All you have to do to use the reverse search function is go online, right-click (in Chrome and Firefox) on an image and select “Search Google for Image.” In a couple of seconds, you’re presented with other sizes of the image that exist online (as far as Google is concerned), a list of sites that include the image, and a list of visually similar images. Another way is to visit images.google.com and enter the image-in-question’s URL in the search bar. If that’s still one too many steps for you, simply drag and drop an image into the search bar.
Pros: Since all you have to do is right-click, paste a URL, or drag and drop to search, Google’s reverse image search takes the cake for easy usability. Reverse image searches work with just a touch on mobile and tablets, too. Oh, and did we mention that it’s free?

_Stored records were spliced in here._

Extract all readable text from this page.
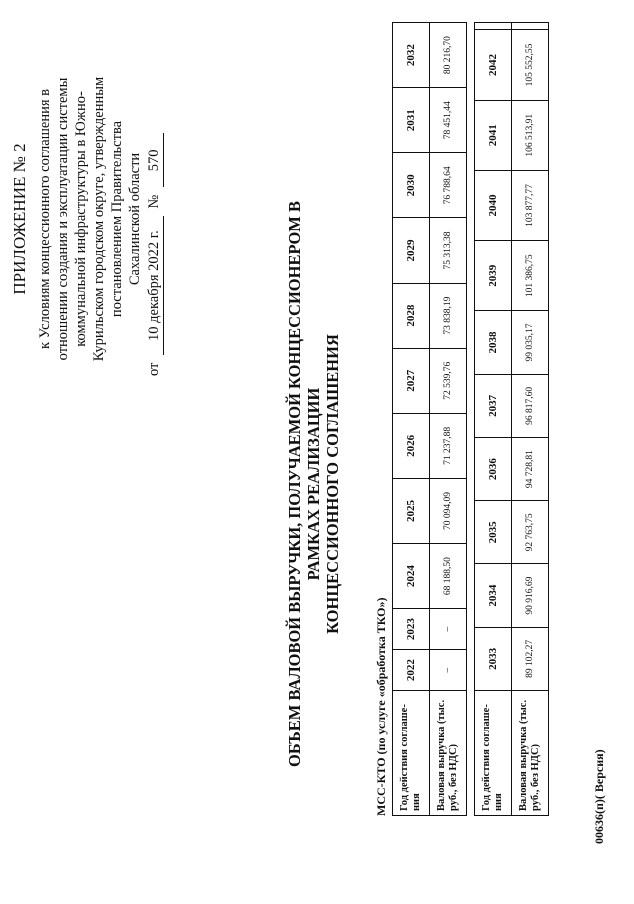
ПРИЛОЖЕНИЕ № 2 к Условиям концессионного соглашения в отношении создания и эксплуатации системы коммунальной инфраструктуры в Южно- Курильском городском округе, утвержденным постановлением Правительства Сахалинской области
от 10 декабря 2022 г. № 570
ОБЪЕМ ВАЛОВОЙ ВЫРУЧКИ, ПОЛУЧАЕМОЙ КОНЦЕССИОНЕРОМ В РАМКАХ РЕАЛИЗАЦИИ КОНЦЕССИОННОГО СОГЛАШЕНИЯ
МСС-КТО (по услуге «обработка ТКО») Год действия соглаше-ния	2022	2023	2024	2025	2026	2027	2028	2029	2030	2031	2032
Валовая выручка (тыс. руб., без НДС)	–	–	68 188,50	70 094,09	71 237,88	72 539,76	73 838,19	75 313,38	76 788,64	78 451,44	80 216,70
Год действия соглаше-ния	2033	2034	2035	2036	2037	2038	2039	2040	2041	2042	
Валовая выручка (тыс. руб., без НДС)	89 102,27	90 916,69	92 763,75	94 728,81	96 817,60	99 035,17	101 386,75	103 877,77	106 513,91	105 552,55	
00636(п)( Версия)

Cons: Sometimes the “visually similar,” images aren’t all that similar. Other times, the suggested image results can be so tiny that it’s hard to tell what the picture is without clicking through to the website it’s on and looking. If you’re dealing with a large image audit list these few extra seconds and clicks really add up.
Best Uses: From figuring out who people or celebrities are just from a photo, finding homes that are listed for sale behind paywall sites (without having to pay), looking for “similar” images or products, finding additional sizes and resolutions of an image— Google’s reverse image search is great for just about anything, minus the cons listed above.
To illustrate what I mean about visually similar images, I took a picture of myself and popped it into the Google image search bar. The results were mixed. Google was correct, that picture exists in just one size and nowhere else online, but as for the visually similar images? Justin Bieber hair memes, cute blonde bob haircuts, and Jennifer Aniston…wrong, but I’ll take it!
This comparison piece goes over just three of the big image search tools that exist, there are SO many more out there with more being created each day. Do you have any special image search tips, hacks, or tool suggestions? Share ’em in the comments!
If you’re interested you can check out our collection of free custom-made content, SEO, and image tools at Greenlane Garage.
[Update 6-19-2018: It looks like Image Raider is offline. We’ve seen this happen before, so hopefully it returns soon.]